Em Minas Gerais, definiu-se, no que diz respeito a eventos, sua proibição com mais de 30 pessoas, por meio da Deliberação 17 do Comitê Extraordinário Covid-19, exarada em 22/3/2020. Sobre o ensino, público e privado, houve o fechamento parcial das escolas, determinado pela Deliberação 01, de 18/3/2020, e, ainda, o fechamento total das unidades de ensino por força da Deliberação 15, de 21/3/2020. Em relação à circulação de pessoas, houve a priorização do teletrabalho para todos os servidores e/ou medidas de diminuição dos servidores presentes, o que foi estabelecido pela Deliberação 02, de 17/3/2020. Adotou-se, também, o teletrabalho para servidores pertencentes a grupos de risco (Deliberação 04, de 18/3/2020); a suspensão do transporte rodoviário, aquaviário e ferroviário interestadual (Deliberação 11, de 21/3/2020); o teletrabalho para todos os servidores (Deliberação 12, de 21/3/2020); a determinação de suspensão pelos municípios do comércio e de serviços (Deliberação 17, de 22/3/2020).
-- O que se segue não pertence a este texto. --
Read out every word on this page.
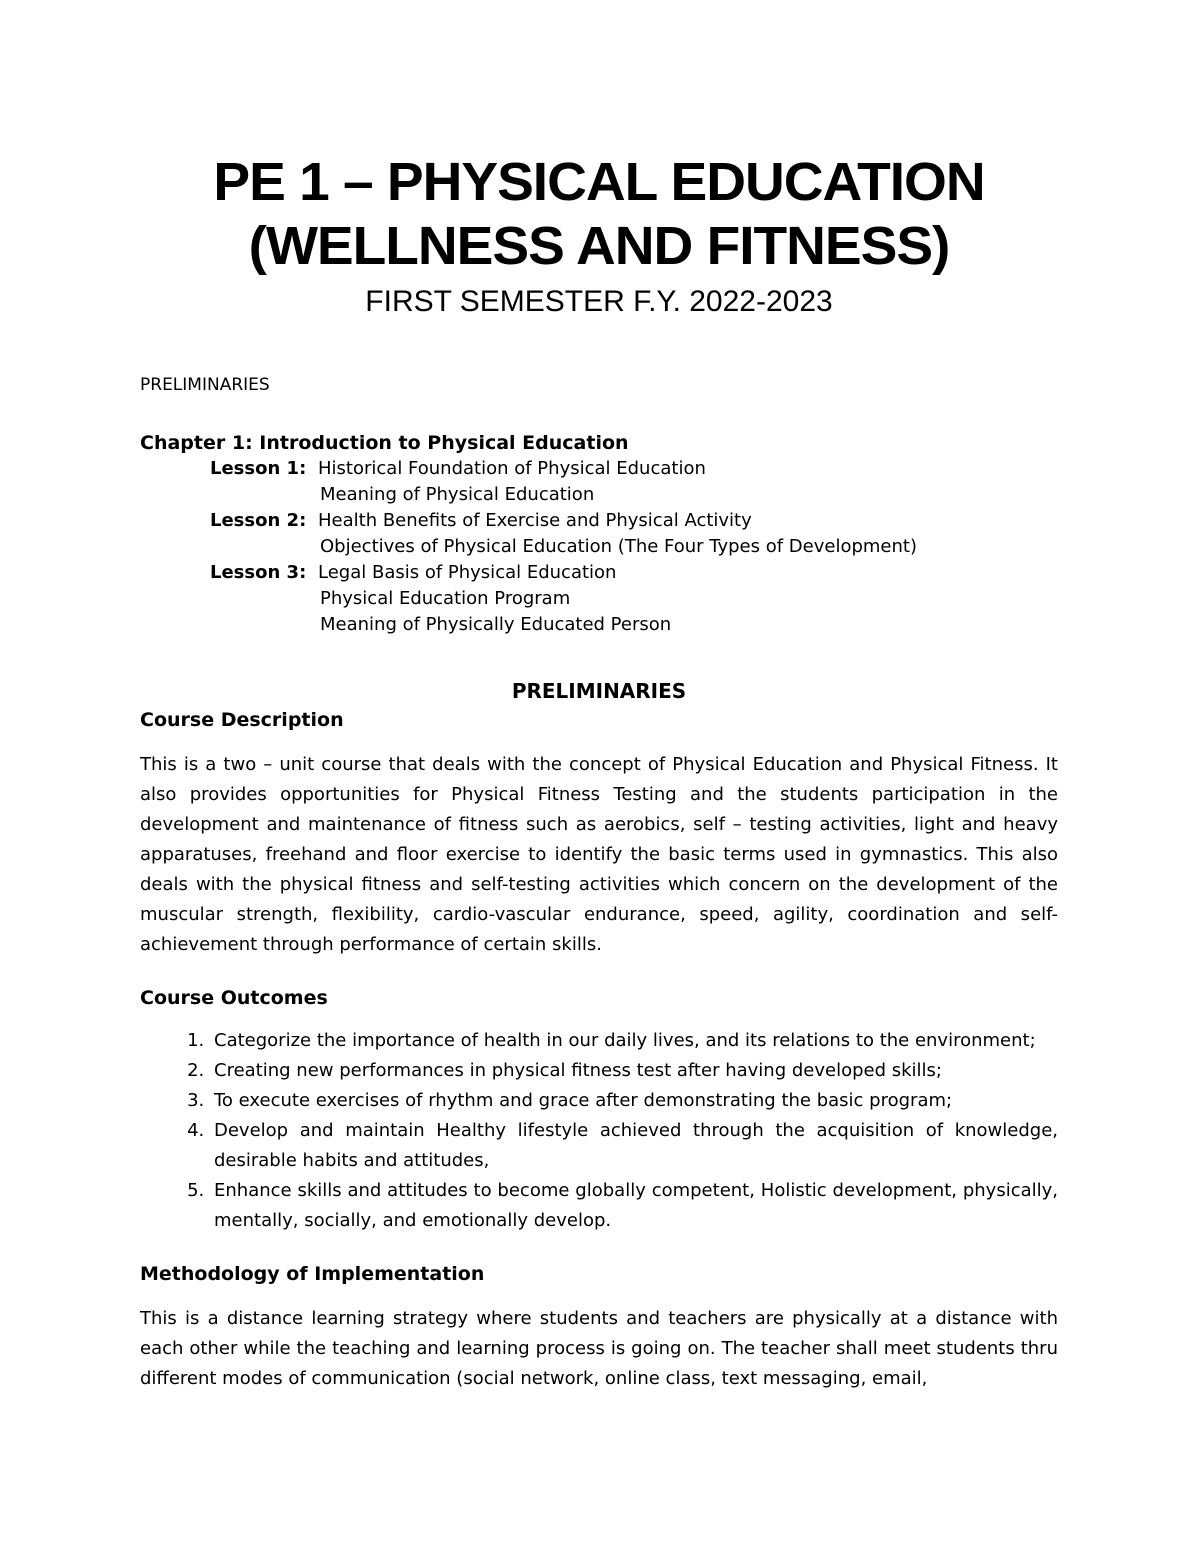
PE 1 – PHYSICAL EDUCATION
(WELLNESS AND FITNESS)
FIRST SEMESTER F.Y. 2022-2023
PRELIMINARIES
Chapter 1: Introduction to Physical Education
Lesson 1: Historical Foundation of Physical Education
Meaning of Physical Education
Lesson 2: Health Benefits of Exercise and Physical Activity
Objectives of Physical Education (The Four Types of Development)
Lesson 3: Legal Basis of Physical Education
Physical Education Program
Meaning of Physically Educated Person
PRELIMINARIES
Course Description
This is a two – unit course that deals with the concept of Physical Education and Physical Fitness. It also provides opportunities for Physical Fitness Testing and the students participation in the development and maintenance of fitness such as aerobics, self – testing activities, light and heavy apparatuses, freehand and floor exercise to identify the basic terms used in gymnastics. This also deals with the physical fitness and self-testing activities which concern on the development of the muscular strength, flexibility, cardio-vascular endurance, speed, agility, coordination and self-achievement through performance of certain skills.
Course Outcomes
1. Categorize the importance of health in our daily lives, and its relations to the environment;
2. Creating new performances in physical fitness test after having developed skills;
3. To execute exercises of rhythm and grace after demonstrating the basic program;
4. Develop and maintain Healthy lifestyle achieved through the acquisition of knowledge, desirable habits and attitudes,
5. Enhance skills and attitudes to become globally competent, Holistic development, physically, mentally, socially, and emotionally develop.
Methodology of Implementation
This is a distance learning strategy where students and teachers are physically at a distance with each other while the teaching and learning process is going on. The teacher shall meet students thru different modes of communication (social network, online class, text messaging, email,
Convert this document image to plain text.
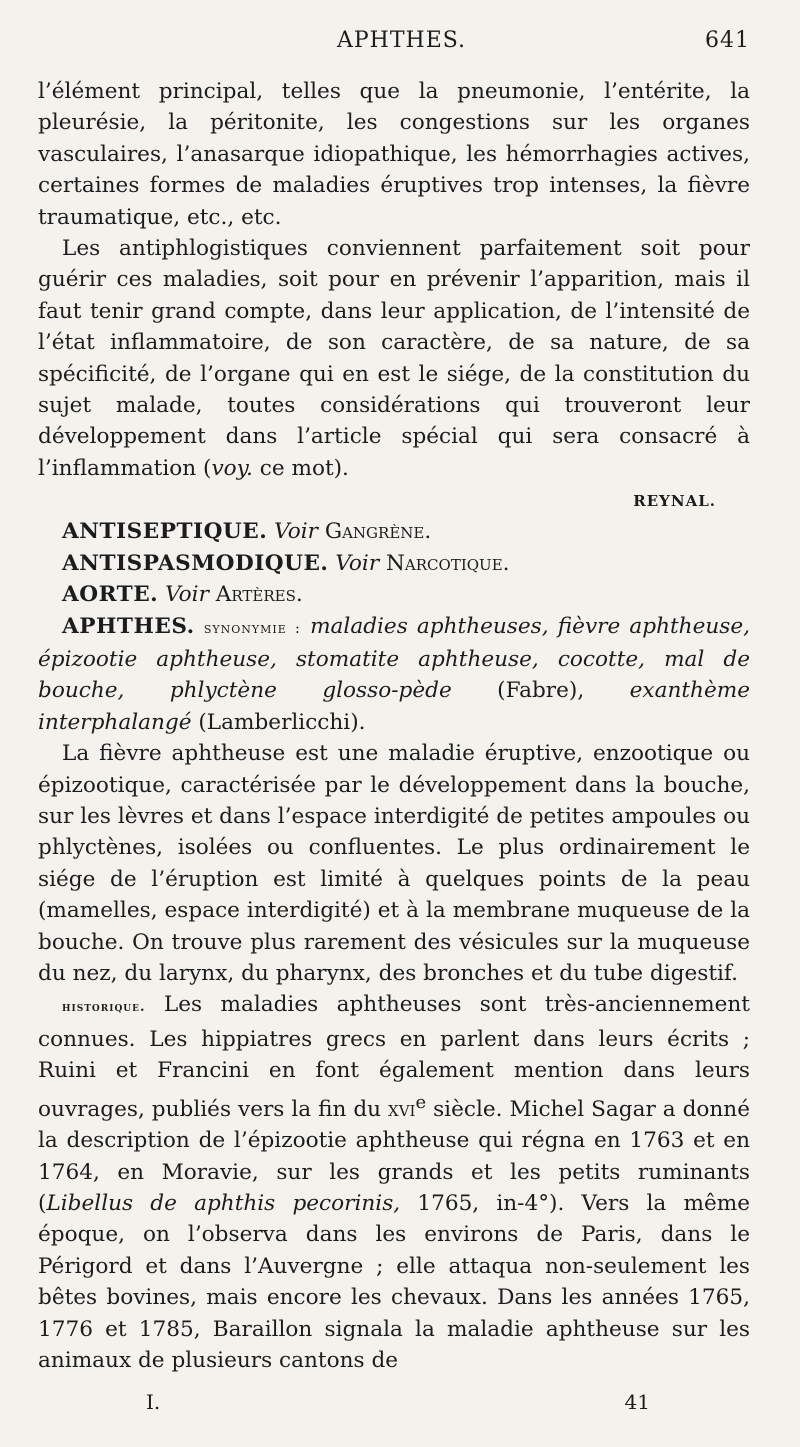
APHTHES.	641

l’élément principal, telles que la pneumonie, l’entérite, la pleurésie, la péritonite, les congestions sur les organes vasculaires, l’anasarque idiopathique, les hémorrhagies actives, certaines formes de maladies éruptives trop intenses, la fièvre traumatique, etc., etc.

Les antiphlogistiques conviennent parfaitement soit pour guérir ces maladies, soit pour en prévenir l’apparition, mais il faut tenir grand compte, dans leur application, de l’intensité de l’état inflammatoire, de son caractère, de sa nature, de sa spécificité, de l’organe qui en est le siége, de la constitution du sujet malade, toutes considérations qui trouveront leur développement dans l’article spécial qui sera consacré à l’inflammation (voy. ce mot).

REYNAL.

ANTISEPTIQUE. Voir Gangrène.

ANTISPASMODIQUE. Voir Narcotique.

AORTE. Voir Artères.

APHTHES. synonymie : maladies aphtheuses, fièvre aphtheuse, épizootie aphtheuse, stomatite aphtheuse, cocotte, mal de bouche, phlyctène glosso-pède (Fabre), exanthème interphalangé (Lamberlicchi).

La fièvre aphtheuse est une maladie éruptive, enzootique ou épizootique, caractérisée par le développement dans la bouche, sur les lèvres et dans l’espace interdigité de petites ampoules ou phlyctènes, isolées ou confluentes. Le plus ordinairement le siége de l’éruption est limité à quelques points de la peau (mamelles, espace interdigité) et à la membrane muqueuse de la bouche. On trouve plus rarement des vésicules sur la muqueuse du nez, du larynx, du pharynx, des bronches et du tube digestif.

historique. Les maladies aphtheuses sont très-anciennement connues. Les hippiatres grecs en parlent dans leurs écrits ; Ruini et Francini en font également mention dans leurs ouvrages, publiés vers la fin du xvi$^e$ siècle. Michel Sagar a donné la description de l’épizootie aphtheuse qui régna en 1763 et en 1764, en Moravie, sur les grands et les petits ruminants (Libellus de aphthis pecorinis, 1765, in-4°). Vers la même époque, on l’observa dans les environs de Paris, dans le Périgord et dans l’Auvergne ; elle attaqua non-seulement les bêtes bovines, mais encore les chevaux. Dans les années 1765, 1776 et 1785, Baraillon signala la maladie aphtheuse sur les animaux de plusieurs cantons de

I.	41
À vista disso, “[...] é bastante provável que alguns dos efeitos mais dramáticos dessa nova crise econômica serão sentidos fortemente no mercado de trabalho nacional, que já se encontrava em um processo de deterioração desde 2015” (MATTEI; HEINEM, 2020, p. 648), ao passo que “[...] já vinha em franco processo de degradação ainda maior, ao menos desde a crise de 2015, dadas as dinâmicas econômicas e políticas estabelecidas no país desde então” (BRIDI, 2020, p. 159).
Sabendo-se que o mercado de trabalho brasileiro ainda possui traços discriminatórios, as medidas estatais adotadas atingiram grupos já marginalizados e vulnerabilizados historicamente.
No que se refere ao mercado de trabalho, além de desarticuladas, as medidas adotadas podem ser consideradas também prejudiciais, pois invés de buscar preservar os empregos e os salários dos trabalhadores, elas operam exatamente no sentido oposto, ou seja, para estimular o desemprego e rebaixar os salários (MATTEI; HEINEM, 2020, p. 657).
Exemplo disso é a Medida Provisória nº 936 que permitiu a redução da jornada de trabalho, sendo de 25%, 50% ou 75%, reduzindo-se, concomitantemente, o salário do trabalhador, bem como a suspensão total do contrato de trabalho, isto é, redução integral da jornada e, também, de seu salário.
Frente às incertezas e ao desequilíbrio no mercado econômico, houve a aprovação do Auxílio Emergencial pelo Congresso Nacional por intermédio da Lei nº 13.982, de 28 de março de 2020, que foi regulamentada pelo Decreto nº 10.316, de 7 de abril de 2020. O Auxílio Emergencial foi de significativa importância, considerando que os principais “indicadores considerados revelaram um forte processo de degradação do mercado de trabalho a partir da incorporação de um período de dois meses de influências da pandemia causada pelo novo coronavírus no país.” (BRIDI, 2020, p. 662).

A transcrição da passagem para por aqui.